When deploying your custom resource, you simply specify an IPv6 address (virtualServerAddress) that will be the external IP exposing your workloads.

apiVersion: "cis.f5.com/v1"
kind: TransportServer
metadata:
   name: simple-virtual-l4
   labels:
     f5cr: "true"
spec:
  virtualServerAddress: "aaa1:bbb2:ccc3:eee5::200"
  virtualServerPort: 80
  mode: performance
  snat: auto
  pool:
    service: nginx
    servicePort: 8080
    monitor:
      type: tcp
      interval: 10
      timeout: 10
---
 
apiVersion: "cis.f5.com/v1"
kind: VirtualServer
metadata:
  name: l7-virtual-http
  labels:
    f5cr: "true"
spec:
  # This is an insecure virtual, Please use TLSProfile to secure the virtual
  # check out tls examples to understand more.
  host: expo.example.com
  virtualServerAddress: "aaa1:bbb2:ccc3:eee5::201"
  virtualServerName: "l7-virtual-http"
  pools:
  - path: /expo
    service: svc-2
    servicePort: 80

Service Type LoadBalancer (with F5 IPAM Controller)

You can also simulate the one-click public cloud experience when exposing your workloads by simply specifying your service to be of type LoadBalancer.

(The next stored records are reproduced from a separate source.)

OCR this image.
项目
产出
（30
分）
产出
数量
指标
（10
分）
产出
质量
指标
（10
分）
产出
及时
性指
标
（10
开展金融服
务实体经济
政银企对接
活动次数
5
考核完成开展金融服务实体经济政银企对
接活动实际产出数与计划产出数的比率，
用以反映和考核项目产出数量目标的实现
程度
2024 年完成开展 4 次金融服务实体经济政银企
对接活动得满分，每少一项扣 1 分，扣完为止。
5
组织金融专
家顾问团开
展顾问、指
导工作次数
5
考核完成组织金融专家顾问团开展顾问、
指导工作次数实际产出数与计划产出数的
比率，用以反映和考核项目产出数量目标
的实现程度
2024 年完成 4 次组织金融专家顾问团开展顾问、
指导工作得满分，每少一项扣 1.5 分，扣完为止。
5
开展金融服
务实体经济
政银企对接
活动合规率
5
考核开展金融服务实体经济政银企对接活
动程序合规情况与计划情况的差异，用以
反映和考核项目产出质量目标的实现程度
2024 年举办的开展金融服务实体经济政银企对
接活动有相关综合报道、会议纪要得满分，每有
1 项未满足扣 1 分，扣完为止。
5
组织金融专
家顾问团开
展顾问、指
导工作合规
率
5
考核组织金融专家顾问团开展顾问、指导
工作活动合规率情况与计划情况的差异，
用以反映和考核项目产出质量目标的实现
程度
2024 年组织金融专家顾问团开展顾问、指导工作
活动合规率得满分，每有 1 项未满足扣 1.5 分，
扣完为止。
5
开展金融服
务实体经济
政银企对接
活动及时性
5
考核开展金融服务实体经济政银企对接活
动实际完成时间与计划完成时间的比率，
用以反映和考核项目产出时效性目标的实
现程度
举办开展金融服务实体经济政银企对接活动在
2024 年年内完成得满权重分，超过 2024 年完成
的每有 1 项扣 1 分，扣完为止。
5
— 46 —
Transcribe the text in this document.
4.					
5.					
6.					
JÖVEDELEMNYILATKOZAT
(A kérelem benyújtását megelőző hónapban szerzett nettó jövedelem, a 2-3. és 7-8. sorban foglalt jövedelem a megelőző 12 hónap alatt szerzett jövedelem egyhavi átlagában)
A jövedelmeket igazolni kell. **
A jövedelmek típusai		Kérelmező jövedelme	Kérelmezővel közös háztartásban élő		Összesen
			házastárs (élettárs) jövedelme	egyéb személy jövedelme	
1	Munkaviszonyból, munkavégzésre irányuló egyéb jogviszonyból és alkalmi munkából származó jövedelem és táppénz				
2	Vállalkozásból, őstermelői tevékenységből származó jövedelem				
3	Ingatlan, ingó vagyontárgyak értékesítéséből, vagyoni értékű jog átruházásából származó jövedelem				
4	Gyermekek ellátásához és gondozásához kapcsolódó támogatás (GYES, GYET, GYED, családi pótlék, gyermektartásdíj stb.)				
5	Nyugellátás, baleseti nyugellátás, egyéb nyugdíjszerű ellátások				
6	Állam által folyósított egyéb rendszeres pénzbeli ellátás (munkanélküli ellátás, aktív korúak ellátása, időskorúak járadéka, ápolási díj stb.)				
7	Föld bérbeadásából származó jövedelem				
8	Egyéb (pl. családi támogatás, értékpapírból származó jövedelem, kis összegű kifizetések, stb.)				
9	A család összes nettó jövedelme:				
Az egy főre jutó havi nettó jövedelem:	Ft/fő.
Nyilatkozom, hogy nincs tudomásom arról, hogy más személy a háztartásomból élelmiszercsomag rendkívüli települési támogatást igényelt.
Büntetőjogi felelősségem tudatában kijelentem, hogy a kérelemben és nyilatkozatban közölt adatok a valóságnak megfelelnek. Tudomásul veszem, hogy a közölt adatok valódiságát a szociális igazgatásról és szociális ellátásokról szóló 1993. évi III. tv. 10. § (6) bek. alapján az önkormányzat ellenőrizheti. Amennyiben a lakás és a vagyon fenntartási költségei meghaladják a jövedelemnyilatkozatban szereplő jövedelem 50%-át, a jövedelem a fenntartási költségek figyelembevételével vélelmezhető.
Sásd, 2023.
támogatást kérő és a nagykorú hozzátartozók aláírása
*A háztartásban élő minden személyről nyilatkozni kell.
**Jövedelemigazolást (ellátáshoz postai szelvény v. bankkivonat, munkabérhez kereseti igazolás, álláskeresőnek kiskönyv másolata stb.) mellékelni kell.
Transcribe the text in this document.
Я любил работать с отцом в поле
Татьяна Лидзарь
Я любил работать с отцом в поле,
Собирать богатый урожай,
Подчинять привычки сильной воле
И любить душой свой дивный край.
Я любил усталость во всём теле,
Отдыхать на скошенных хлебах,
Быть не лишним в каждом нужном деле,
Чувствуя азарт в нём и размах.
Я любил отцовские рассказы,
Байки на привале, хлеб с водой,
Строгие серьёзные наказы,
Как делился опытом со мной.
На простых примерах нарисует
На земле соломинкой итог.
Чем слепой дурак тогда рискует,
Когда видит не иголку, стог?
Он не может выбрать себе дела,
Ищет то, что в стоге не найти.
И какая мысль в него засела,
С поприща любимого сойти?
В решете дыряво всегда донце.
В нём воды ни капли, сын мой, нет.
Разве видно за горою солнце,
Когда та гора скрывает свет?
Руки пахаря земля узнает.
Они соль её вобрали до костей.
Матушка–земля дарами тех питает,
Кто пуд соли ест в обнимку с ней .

The listener IP allocation and configuration is automagically done for you with the help of F5 IPAM Controller. 

In F5 IPAM Controller deployment manifest, just specify your IPv6 range in the container args like below:

- '{"Dev":"2001:db8:3::7-2001:db8:3::9","Test":"2001:db8:4::7-2001:db8:4::9"}'

Then deploy your F5 IPAM Controller and if you see addresses in the logs like below, you're good to go.

2022/03/08 15:34:31 [DEBUG] Created New IPAM Client
2022/03/08 15:34:31 [DEBUG] [STORE] Using IPAM DB file from mount path
2022/03/08 15:34:31 [DEBUG] [STORE] [ipaddress status ipam_label reference]
2022/03/08 15:34:31 [DEBUG] [STORE] 2001:db8:4::7 1 Test ZpTSxCKs0gigByk5
2022/03/08 15:34:31 [DEBUG] [STORE] 2001:db8:4::8 1 Test 650YpEeEBF2H88Z8
2022/03/08 15:34:31 [DEBUG] [STORE] 2001:db8:4::9 1 Test la9aJTZ5Ubqi/2zU

Note: For the CIS configuration, ensure that your CIS deployment manifest defines below parameters, which are particularly for service type LoadBalancer and IPv6 use case.

"--custom-resource-mode=true",
"--ipam=true",
"--enable-ipv6=true",

Then you can deploy a simple Service resource like below:

apiVersion: v1
kind: Service
metadata:
  annotations:
    cis.f5.com/health: '{"interval": 5, "timeout": 10}'
    cis.f5.com/ipamLabel: Test
  labels:
    app: svc-f5-demo-lb1
  name: svc-f5-demo-lb1
  namespace: default
spec:
  ports:
    - name: svc-lb1-80
      port: 80
      protocol: TCP
      targetPort: 80
  selector:
    app: f5-demo
  type: LoadBalancer

At which point the magic happens and you see that your "EXTERNAL-IP" is populated with an IP address allocated by F5 IPAM Controller.

# kubectl get svc svc-f5-demo-lb1
NAME              TYPE           CLUSTER-IP    EXTERNAL-IP     PORT(S)        AGE
svc-f5-demo-lb1   LoadBalancer   172.19.2.55   2001:db8:4::4   80:32410/TCP   43m

On the BIG-IP you will see the virtual server created as defined in your Service object.

Summary

Moving to a single-stack IPv6 Kubernetes cluster can be difficult and requires a thorough review of all your application components as well as the parts that integrate with your cluster.

F5 has ensured that even with a pure IPv6 environment you are covered with an enterprise grade ingress solution that not only simplifies exposing of your workloads, but also provides many security options as well.